В тот день, когда они пошли в контору адвоката, чтобы ознакомиться там с текстом завещания, Джим с Хедвиг разоделись в пух и прах. Чарли было больно смотреть на них. Для чего эта показуха? На Хедвиг новое черное платье с кружевным воротничком, а Джим тоже в новом, с иголочки, в черном, как у гробовщика, костюме, который он купил специально для похорон матери. Адвокат, невысокий пожилой немецкий еврей с седыми волосами, аккуратно зачесанными назад, чтобы скрыть большую лысину на затылке, и в пенсне с золотой оправой на тонком носу, уже ждал их. С торжественным видом, улыбаясь, он встал из-за стола, на котором лежали голубые папки с документами, и чуть им поклонился. Сел, весь сияя, на свое место, положив локти на стол, отпихнул досье, потирая кончики пальцев. Они вежливо помолчали. Джим, прислонив ко рту ладошку, кашлянул, словно в церкви.
– Ну, перейдем к делу, – сказал мистер Голдберг своим мягким приятным голосом с легким, как у актера, акцентом. – Все в сборе, надеюсь? Больше никого нет?
Джим встал.
– Видите ли, Эстер с Рут не смогли приехать. Они обе живут далеко, на побережье… Я получил от них все полномочия, заверенные их адвокатами. Рут заставила и своего мужа подписать все бумаги на случай, если речь зайдет о недвижимости.
Мистер Голдберг недовольно щелкнул языком.
– Очень плохо. Мне хотелось бы иметь дело со всеми заинтересованными сторонами. Но, думаю, в вашем случае никаких непредвиденных трудностей не возникнет. Мистер Джеймс Андерсон назначен единственным душеприказчиком. Вы, надеюсь, отдаете себе отчет в том, что главная цель всех заинтересованных сторон – избежать процедуры утверждения завещания? Таким образом, избранный вариант избавит вас от дополнительных хлопот и расходов. В них нет никакой необходимости в случае, если один из наследников назначается душеприказчиком… Теперь перехожу к оглашению завещания.

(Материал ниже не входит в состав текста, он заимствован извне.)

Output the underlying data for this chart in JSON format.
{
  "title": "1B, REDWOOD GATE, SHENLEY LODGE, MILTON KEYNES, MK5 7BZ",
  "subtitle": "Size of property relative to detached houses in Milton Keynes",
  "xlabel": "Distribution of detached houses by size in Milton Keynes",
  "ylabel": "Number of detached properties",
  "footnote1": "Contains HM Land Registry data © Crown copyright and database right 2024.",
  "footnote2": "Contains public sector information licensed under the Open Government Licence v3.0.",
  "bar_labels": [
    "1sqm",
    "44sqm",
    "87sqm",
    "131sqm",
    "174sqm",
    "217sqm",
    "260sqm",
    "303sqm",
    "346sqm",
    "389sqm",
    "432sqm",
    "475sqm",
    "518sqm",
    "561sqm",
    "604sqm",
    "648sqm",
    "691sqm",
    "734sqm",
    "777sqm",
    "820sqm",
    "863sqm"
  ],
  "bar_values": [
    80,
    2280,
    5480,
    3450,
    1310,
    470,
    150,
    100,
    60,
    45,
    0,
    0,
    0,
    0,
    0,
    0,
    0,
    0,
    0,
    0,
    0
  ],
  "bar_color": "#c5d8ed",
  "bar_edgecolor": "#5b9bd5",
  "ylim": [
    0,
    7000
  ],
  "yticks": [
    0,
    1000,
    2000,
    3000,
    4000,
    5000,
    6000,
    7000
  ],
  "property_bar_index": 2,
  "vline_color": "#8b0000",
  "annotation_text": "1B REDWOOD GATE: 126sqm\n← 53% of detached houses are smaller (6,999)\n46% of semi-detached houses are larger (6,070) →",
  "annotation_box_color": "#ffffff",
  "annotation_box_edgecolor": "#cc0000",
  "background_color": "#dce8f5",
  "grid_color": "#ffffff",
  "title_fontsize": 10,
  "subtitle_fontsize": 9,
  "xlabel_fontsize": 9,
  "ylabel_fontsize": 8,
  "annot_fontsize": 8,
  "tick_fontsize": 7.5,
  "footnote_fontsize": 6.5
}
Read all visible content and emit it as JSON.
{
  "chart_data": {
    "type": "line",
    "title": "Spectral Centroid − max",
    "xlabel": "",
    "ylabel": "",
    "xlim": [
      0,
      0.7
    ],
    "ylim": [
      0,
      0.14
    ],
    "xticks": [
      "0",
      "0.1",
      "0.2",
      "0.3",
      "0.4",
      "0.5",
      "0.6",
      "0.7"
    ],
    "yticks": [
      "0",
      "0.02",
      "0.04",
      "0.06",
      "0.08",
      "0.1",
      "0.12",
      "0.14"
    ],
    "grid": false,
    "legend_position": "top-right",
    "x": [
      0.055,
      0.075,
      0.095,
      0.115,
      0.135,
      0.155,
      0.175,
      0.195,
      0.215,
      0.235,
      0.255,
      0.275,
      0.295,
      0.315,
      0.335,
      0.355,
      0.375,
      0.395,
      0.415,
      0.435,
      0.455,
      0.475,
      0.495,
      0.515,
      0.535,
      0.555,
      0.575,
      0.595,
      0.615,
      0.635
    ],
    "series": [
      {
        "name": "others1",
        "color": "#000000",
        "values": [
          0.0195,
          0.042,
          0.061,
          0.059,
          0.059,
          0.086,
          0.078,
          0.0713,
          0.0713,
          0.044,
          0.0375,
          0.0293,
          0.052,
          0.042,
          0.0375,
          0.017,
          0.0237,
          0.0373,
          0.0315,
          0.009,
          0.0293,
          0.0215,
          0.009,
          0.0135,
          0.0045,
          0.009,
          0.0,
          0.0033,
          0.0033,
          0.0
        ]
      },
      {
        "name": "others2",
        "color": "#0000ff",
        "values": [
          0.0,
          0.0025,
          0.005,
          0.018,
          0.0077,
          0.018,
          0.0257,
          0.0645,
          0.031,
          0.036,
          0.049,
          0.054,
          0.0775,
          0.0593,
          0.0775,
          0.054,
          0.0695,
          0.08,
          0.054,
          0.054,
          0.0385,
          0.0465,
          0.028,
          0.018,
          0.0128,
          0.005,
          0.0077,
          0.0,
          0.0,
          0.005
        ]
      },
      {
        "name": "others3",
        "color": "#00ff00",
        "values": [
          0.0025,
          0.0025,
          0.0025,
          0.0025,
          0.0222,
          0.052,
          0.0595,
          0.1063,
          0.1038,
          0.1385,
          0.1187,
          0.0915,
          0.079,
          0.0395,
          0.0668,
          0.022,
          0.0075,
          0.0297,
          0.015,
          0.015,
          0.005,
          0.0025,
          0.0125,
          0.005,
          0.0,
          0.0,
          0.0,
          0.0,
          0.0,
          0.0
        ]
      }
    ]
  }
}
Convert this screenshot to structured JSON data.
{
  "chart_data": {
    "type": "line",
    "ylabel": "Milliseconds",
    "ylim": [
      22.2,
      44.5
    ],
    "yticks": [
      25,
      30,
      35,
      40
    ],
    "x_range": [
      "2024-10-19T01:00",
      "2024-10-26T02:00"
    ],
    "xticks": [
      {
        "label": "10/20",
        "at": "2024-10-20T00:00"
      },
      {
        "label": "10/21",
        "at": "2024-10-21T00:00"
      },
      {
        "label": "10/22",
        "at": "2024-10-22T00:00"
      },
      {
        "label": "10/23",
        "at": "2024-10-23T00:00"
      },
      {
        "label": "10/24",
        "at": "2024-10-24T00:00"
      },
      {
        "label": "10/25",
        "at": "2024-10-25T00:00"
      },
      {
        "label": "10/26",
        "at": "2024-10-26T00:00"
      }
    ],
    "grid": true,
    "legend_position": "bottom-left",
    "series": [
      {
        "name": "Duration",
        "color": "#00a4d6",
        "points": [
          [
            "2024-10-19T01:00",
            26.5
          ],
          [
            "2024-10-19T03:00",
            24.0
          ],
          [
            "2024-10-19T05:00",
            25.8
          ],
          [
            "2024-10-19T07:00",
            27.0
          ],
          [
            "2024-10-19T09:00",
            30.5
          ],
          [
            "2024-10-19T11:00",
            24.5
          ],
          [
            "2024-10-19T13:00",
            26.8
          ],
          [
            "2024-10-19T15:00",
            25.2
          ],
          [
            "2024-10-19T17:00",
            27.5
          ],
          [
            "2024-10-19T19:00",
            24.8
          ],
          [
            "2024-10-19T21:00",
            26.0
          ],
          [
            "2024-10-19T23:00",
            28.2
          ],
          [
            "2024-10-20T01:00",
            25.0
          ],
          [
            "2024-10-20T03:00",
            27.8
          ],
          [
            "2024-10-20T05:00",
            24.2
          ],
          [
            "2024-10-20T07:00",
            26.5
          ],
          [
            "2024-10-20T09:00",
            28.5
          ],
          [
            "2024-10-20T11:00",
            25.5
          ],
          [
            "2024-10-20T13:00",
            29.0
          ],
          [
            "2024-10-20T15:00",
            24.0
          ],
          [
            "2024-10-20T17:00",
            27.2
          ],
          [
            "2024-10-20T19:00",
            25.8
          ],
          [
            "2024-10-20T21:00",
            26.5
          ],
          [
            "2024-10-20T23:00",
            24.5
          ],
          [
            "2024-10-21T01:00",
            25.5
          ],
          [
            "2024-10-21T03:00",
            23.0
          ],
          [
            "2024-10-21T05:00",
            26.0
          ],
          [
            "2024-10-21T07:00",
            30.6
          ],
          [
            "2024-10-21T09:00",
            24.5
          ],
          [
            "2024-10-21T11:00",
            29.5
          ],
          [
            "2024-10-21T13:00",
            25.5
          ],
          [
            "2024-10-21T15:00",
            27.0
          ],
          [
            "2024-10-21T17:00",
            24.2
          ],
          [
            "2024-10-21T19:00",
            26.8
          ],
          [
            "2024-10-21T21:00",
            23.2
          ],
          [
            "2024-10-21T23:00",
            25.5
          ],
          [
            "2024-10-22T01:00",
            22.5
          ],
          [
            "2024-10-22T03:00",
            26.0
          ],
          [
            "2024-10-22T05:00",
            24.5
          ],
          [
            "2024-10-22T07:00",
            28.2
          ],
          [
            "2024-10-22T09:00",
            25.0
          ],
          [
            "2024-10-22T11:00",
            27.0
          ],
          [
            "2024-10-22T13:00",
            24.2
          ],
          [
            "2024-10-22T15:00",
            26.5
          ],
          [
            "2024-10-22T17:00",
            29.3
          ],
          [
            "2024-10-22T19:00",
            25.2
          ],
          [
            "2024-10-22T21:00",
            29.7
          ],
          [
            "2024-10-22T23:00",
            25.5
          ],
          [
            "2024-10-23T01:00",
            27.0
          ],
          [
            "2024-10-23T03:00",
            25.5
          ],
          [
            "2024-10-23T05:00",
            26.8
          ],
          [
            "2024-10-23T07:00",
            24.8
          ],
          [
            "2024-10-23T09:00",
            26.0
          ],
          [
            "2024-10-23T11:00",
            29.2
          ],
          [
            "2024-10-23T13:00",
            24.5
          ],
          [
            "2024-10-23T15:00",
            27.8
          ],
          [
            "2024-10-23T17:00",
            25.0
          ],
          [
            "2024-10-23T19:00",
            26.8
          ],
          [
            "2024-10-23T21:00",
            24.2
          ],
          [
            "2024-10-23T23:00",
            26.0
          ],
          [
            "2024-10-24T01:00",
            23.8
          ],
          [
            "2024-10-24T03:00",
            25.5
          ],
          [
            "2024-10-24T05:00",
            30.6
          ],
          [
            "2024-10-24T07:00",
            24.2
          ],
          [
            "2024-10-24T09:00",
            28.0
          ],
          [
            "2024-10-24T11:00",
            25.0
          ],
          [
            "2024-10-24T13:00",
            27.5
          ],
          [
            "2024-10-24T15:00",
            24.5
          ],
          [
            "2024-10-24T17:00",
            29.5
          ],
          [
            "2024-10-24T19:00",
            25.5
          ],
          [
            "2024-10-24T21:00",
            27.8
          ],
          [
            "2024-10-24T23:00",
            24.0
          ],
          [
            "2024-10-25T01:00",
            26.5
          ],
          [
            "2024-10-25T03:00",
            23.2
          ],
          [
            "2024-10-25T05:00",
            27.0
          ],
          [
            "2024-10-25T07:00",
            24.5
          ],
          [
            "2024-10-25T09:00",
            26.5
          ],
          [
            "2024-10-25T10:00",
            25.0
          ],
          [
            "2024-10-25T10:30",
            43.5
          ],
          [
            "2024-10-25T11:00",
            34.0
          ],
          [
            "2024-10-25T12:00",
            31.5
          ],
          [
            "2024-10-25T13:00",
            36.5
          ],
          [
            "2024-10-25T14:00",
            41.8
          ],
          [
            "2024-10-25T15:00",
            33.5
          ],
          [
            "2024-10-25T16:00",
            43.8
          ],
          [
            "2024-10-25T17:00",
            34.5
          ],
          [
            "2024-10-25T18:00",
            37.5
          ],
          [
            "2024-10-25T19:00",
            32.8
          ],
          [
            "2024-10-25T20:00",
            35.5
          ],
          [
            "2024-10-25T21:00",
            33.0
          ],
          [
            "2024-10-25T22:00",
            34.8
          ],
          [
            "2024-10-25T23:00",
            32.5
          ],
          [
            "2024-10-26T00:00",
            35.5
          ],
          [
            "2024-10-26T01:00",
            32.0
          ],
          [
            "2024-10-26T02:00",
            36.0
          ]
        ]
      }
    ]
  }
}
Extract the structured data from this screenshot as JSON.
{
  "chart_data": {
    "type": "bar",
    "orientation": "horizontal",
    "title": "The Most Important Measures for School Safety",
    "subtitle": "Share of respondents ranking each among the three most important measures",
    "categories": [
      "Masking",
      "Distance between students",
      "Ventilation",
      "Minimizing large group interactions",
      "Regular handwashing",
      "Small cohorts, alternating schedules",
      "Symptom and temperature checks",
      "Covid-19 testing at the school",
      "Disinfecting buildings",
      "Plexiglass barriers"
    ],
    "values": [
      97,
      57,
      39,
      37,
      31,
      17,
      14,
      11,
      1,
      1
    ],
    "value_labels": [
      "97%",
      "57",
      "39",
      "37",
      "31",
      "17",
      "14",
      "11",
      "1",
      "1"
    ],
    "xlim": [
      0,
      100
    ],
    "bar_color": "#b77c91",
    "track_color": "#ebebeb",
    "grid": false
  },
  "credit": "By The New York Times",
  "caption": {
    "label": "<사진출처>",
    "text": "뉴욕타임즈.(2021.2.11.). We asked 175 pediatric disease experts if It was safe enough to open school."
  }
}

Скорее всего, составлял его сам мистер Голдберг, ибо ему ужасно нравилось его зачитывать. За исключением тысячи долларов, предназначенных Лиззи Грин, директрисе пансиона матери в Фарго, вся недвижимость, включая земельные участки, облигации военного займа «Либерти» и счет в банке на сумму полторы тысячи долларов, завещались всем детям и отходили в управление единственного душеприказчика, Джеймса А. Андерсона, но в конечном счете должны быть поделены между всеми наследниками по их взаимному согласию.
– Есть ли какие-нибудь вопросы? – сердечно спросил мистер Голдберг. – Может, есть предложения?
Чарли сразу заметил, что Джиму от всего этого явно не по себе.
– Поступило предложение, – продолжал мистер Голдберг тающим, как масло на горячем бисквите, голосом, – чтобы и мистер Чарлз Андерсон, который, насколько мне известно, в скором времени отбывает на Восток, подписал у своего адвоката бумагу о передаче его полномочий, как это сделали его сестры… Дело в том, что все деньги будут направлены под залог в распоряжение компании Андерсона по продаже автомобилей.
Чарли почувствовал, как его окатила ледяная волна. Джим с Хедвиг с тревогой поглядывали на него.
– Я не собираюсь вдаваться в юридические тонкости, – сказал он, – но я хочу получить то, что мне причитается, причем как можно скорее… На Востоке я получил деловое предложение и хочу вложить в это предприятие кое-какие свои деньги.
Тонкая нижняя губа Джима задрожала.
– Чарли, прошу тебя, не будь идиотом, я знаю о бизнесе гораздо больше тебя.
– Ну, о своем – наверное, а вот о моем – сомневаюсь. Теперь в спор вмешалась Хедвиг. Она смотрела на
Чарльза с такой ненавистью, словно хотела его прикончить здесь же, на месте.
– Послушай, Чарли. Пусть Джим поступает так, как считает нужным. Ведь он заботится не об одном себе, но и обо всех нас.
– Ах да заткнись ты! – рявкнул Чарли.